Sql – Generating keywords from a pdf automatically

asp.netpdfsql server

My application allows user to upload pdf files and store them on the webserver for later viewing. I store the name of the file, location, size, upload date, user name etc in an SQL server database.

I'd like to be able to programatically, just after a file is uploaded, generate a list of keywords (maybe everything except common words) and store them in the sql database as well so that subsequent users can do keyword searches…

Suggestions on how to approach this task? Does these type of routine already exist?

EDIT: Just to clarify my requirements, I wouldn't be concerned with doing OCR, I don't know the insides' of PDF's, but I understand that if it was generated by an app, such as Word->PDF Print, the text of the document is searchable…so really my first task, and the intent of my question is, how do I access the text of a PDF file from an asp.net app? OCR on scanned PDF's is probably beyond my requirements at this point.

Best Answer

As a first step you should extract all text from the PDF. ghostscript and pdftotext can do this, the PDFBox is another option. There are certainly other tools as well.

Then you can remove all stopwords and duplicates and write it to the database.
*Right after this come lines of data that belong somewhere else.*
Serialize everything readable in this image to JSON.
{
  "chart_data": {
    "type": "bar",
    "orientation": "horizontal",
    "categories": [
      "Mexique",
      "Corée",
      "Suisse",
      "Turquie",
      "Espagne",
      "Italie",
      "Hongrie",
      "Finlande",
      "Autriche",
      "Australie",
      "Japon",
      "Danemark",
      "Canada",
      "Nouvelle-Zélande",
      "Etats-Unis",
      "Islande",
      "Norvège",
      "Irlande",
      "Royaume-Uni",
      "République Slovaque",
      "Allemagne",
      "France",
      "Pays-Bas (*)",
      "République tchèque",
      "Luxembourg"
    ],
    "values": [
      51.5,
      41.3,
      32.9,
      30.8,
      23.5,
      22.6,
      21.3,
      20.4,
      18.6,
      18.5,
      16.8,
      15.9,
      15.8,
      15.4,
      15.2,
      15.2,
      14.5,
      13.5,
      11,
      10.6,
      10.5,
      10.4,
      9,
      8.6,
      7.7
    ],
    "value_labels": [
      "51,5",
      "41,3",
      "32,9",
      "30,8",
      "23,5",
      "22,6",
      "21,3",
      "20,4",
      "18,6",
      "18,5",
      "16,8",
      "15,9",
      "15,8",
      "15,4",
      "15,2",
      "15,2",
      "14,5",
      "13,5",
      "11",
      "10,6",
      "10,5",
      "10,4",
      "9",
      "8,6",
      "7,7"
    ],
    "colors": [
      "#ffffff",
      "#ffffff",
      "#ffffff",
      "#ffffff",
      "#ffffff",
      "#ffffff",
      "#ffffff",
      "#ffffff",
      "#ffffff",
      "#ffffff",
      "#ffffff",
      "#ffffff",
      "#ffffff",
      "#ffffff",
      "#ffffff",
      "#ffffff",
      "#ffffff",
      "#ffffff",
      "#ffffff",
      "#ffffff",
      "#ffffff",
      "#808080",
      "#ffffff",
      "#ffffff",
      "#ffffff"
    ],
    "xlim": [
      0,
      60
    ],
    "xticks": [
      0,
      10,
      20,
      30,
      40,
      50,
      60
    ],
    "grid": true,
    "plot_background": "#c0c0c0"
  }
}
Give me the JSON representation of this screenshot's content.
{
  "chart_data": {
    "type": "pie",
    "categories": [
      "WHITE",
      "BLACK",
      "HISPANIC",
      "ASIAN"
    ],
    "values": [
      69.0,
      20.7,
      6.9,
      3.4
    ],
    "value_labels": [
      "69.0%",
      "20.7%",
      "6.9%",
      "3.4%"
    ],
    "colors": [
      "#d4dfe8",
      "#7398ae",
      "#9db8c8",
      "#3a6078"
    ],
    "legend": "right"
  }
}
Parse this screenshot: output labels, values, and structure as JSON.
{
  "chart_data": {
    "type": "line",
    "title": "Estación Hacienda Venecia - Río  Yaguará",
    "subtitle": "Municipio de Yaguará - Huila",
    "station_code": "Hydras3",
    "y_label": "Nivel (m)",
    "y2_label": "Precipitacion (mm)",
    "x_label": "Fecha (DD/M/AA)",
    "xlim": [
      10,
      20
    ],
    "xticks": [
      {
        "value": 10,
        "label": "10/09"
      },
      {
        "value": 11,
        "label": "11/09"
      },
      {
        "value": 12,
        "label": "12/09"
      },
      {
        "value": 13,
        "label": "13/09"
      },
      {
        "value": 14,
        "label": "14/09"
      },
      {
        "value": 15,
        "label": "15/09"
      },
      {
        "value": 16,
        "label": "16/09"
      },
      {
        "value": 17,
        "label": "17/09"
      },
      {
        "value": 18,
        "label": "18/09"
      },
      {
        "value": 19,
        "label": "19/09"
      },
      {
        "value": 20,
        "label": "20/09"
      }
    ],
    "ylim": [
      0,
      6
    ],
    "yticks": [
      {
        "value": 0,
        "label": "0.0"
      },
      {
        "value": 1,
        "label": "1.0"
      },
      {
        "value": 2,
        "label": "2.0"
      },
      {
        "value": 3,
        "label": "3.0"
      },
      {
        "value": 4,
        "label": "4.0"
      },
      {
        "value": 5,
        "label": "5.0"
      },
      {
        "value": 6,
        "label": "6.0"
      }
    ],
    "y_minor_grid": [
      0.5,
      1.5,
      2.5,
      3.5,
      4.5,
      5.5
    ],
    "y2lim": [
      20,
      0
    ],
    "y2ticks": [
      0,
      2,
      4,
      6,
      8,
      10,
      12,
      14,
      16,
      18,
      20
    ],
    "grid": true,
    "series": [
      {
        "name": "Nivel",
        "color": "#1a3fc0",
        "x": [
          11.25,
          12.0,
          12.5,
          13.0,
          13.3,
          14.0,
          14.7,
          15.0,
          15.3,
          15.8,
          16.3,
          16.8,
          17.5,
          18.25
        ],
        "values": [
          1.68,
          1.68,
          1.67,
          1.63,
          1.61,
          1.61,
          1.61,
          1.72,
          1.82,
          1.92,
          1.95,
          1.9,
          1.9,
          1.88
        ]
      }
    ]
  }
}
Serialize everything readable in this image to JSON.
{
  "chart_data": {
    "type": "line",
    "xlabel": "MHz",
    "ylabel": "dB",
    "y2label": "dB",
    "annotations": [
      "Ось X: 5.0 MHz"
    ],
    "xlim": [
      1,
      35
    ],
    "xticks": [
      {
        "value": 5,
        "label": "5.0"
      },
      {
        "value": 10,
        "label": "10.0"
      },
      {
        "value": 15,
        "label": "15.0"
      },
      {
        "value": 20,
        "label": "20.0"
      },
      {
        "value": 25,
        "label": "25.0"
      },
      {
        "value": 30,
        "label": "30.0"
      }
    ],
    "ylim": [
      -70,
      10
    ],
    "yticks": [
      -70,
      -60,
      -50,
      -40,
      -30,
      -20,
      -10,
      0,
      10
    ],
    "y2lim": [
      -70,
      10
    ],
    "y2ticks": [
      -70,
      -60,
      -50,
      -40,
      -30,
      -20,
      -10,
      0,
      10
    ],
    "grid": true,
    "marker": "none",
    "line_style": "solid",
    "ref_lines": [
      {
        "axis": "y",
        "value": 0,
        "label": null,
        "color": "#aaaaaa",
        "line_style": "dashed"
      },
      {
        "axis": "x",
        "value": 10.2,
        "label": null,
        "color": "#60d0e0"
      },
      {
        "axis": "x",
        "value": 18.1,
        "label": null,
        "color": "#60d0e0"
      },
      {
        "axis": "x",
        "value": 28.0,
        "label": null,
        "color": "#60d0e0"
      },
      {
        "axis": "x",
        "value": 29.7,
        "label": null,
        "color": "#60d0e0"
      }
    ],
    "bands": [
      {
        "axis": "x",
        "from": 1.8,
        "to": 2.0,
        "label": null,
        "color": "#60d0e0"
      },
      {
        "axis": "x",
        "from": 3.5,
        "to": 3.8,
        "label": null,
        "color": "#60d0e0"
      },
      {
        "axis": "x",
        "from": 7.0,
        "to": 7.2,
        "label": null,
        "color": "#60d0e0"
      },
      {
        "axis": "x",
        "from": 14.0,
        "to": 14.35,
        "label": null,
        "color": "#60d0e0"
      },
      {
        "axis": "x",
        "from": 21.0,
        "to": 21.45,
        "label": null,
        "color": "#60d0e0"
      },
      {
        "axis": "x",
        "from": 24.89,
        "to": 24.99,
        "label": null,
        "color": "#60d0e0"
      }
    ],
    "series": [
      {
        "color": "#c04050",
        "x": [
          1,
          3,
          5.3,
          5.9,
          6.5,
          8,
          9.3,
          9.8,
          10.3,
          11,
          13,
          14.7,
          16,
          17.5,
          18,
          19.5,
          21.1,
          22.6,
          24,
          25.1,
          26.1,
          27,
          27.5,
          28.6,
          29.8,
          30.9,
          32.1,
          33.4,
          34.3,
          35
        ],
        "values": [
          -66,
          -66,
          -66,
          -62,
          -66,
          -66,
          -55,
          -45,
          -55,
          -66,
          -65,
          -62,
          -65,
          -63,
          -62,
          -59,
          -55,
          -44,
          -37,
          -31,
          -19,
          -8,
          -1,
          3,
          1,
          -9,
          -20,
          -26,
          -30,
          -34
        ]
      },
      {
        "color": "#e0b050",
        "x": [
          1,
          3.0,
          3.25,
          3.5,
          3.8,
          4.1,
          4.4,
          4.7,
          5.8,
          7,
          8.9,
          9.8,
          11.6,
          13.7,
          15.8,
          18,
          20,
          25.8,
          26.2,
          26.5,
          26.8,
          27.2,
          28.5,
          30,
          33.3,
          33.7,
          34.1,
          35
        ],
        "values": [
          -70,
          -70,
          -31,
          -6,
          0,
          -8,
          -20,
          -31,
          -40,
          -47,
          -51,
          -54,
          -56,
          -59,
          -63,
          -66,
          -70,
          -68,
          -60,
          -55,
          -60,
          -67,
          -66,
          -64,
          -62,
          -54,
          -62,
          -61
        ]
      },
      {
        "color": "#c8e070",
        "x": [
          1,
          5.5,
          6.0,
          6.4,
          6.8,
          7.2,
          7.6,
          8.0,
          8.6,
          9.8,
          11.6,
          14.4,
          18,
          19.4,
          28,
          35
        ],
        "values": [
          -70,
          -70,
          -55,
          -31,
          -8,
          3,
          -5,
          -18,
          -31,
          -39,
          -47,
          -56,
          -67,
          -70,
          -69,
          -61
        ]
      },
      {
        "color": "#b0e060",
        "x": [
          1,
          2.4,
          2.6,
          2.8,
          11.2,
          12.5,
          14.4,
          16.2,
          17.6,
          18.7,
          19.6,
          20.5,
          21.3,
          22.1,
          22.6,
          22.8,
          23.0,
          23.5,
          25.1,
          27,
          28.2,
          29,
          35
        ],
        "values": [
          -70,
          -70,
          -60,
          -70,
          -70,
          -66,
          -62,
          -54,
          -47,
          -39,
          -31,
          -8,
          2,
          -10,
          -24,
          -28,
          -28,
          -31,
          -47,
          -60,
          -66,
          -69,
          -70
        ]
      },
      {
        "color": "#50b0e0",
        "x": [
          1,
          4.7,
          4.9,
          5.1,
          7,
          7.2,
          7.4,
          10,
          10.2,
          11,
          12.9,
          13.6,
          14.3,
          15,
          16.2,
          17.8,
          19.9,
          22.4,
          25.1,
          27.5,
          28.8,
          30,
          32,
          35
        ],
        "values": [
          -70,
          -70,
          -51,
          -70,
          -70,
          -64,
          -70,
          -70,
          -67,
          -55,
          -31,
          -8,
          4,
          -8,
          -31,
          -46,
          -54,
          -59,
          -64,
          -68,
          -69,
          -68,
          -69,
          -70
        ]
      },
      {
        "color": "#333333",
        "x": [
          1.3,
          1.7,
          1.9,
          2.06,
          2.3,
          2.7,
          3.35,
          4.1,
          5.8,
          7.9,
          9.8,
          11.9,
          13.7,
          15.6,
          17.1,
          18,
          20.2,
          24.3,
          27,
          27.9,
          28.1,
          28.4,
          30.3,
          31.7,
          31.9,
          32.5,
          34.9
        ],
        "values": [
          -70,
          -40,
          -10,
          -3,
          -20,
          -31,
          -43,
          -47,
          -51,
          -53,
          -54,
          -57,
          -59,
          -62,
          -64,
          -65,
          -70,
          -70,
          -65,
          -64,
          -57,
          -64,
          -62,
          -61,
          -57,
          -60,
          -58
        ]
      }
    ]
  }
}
I has been mentioned that this does not work for scanned PDF documents but this is only half the truth. On the one hand there are lots of scanned PDFs which have text additionally embeded, because that is what some scanners drivers do (Canon CanoScan drivers performs OCR and generate searchable PDFs). On the other hand documents generated with LaTeX that contain non-ASCCII characters return garbage in my experience (even when I copy and paste in acrobat).